I never really questioned why I loved those sad songs until I was much older, and then only really as curiosity was piqued thinking back over those days of just him and me in a little blue VW Bug. The songs were terrible, really, but I couldn’t seem to hear them enough. For a long time I never fully understood why.

One song was about a dying girl telling her parents to give away all her toys and things, but to please put her little shoes away. Another was called “Little Angel with a Dirty Face”, a father singing to his daughter about how her mother had gone to Heaven when she was born. They were just awful, but I wanted to hear them over and over.

I’ve thought a lot about why as a tiny little girl I wanted to continually hear these songs that made me sob in the passenger’s seat, surely unable to fully process the deeper themes and meanings behind the lyrics.

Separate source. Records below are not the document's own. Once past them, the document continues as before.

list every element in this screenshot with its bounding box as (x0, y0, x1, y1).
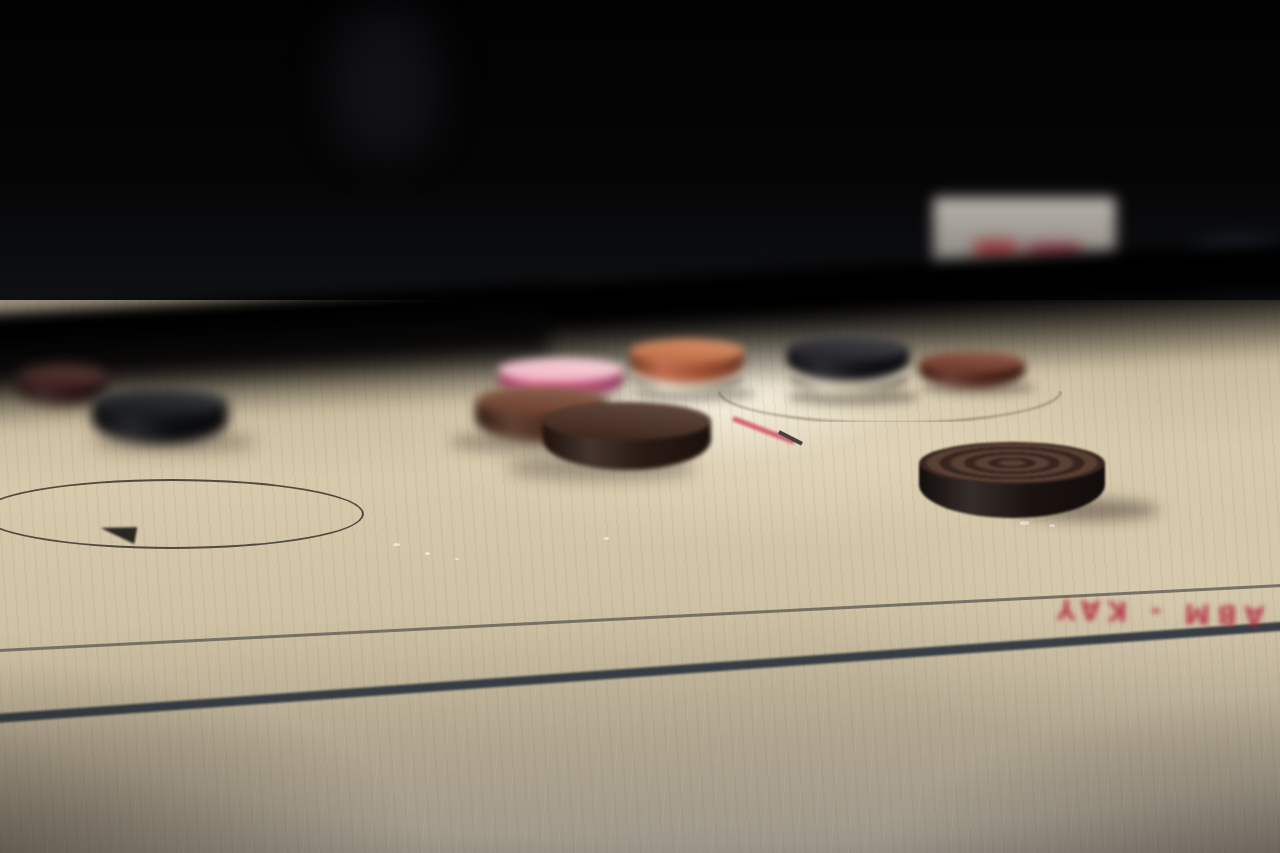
carrom-man-brown-foreground (543, 402, 711, 470)
background-light-streak (330, 8, 440, 158)
carrom-striker-salmon (630, 339, 744, 383)
carrom-board-photo: ABM - KAY (0, 0, 1280, 853)
carrom-man-black-stacked (787, 336, 909, 381)
carrom-man-black-left (92, 388, 228, 444)
carrom-man-dark-in-focus (919, 442, 1105, 518)
carrom-pieces-layer (0, 300, 1280, 853)
carrom-board-surface: ABM - KAY (0, 300, 1280, 853)
carrom-man-brown-far-right (919, 351, 1025, 388)
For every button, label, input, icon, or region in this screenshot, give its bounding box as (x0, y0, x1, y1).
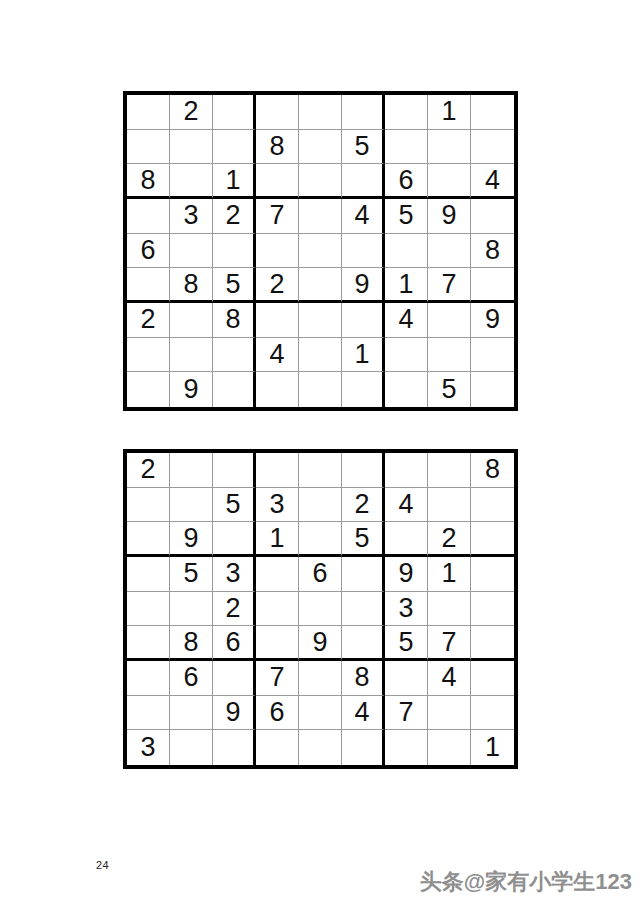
sudoku-cell-r3c1-empty (127, 522, 170, 557)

Over time I began to wonder if maybe it wasn’t the sadness I wanted to steep myself in, but the implication of hope when the healing came.

I’ve always believed healing would come.  

Seven years later as a confused pre-teen I stood by a coffin staring into daddy’s face, peaceful and silent. No more sad songs, no more laughter, no more twinkling blue eyes as he dunk-tapped the ice in his jelly glass of sweet tea. No more just him and me.

Years later I would watch my baby daughter lowered into the earth in a little white box, then later my brother, and later still I would sit by a bedside holding my mother’s hand as color drained from her face and her sweet spirit floated up.

And in all this loss, all this singing of sad songs and tears that came with each note, the hope has never been far behind. It’s because I know my hope doesn’t rest here in this place, doesn’t come from this temporal life even as beautiful as it is.

My hope comes from the Lord, maker of Heaven and Earth. Somewhere deep down I’ve always known that, even long before I knew who the Lord is. I had to know, or I can’t imagine I would have wanted to hear those tear-jerkers again and again. To me, they weren’t just sad songs; they were reminders of a hope that lives beyond what we can see here.

I think I’ve always seen sadness this way. My heart must have always received it as a reminder that when I hope in Him, sadness will always turn to joy.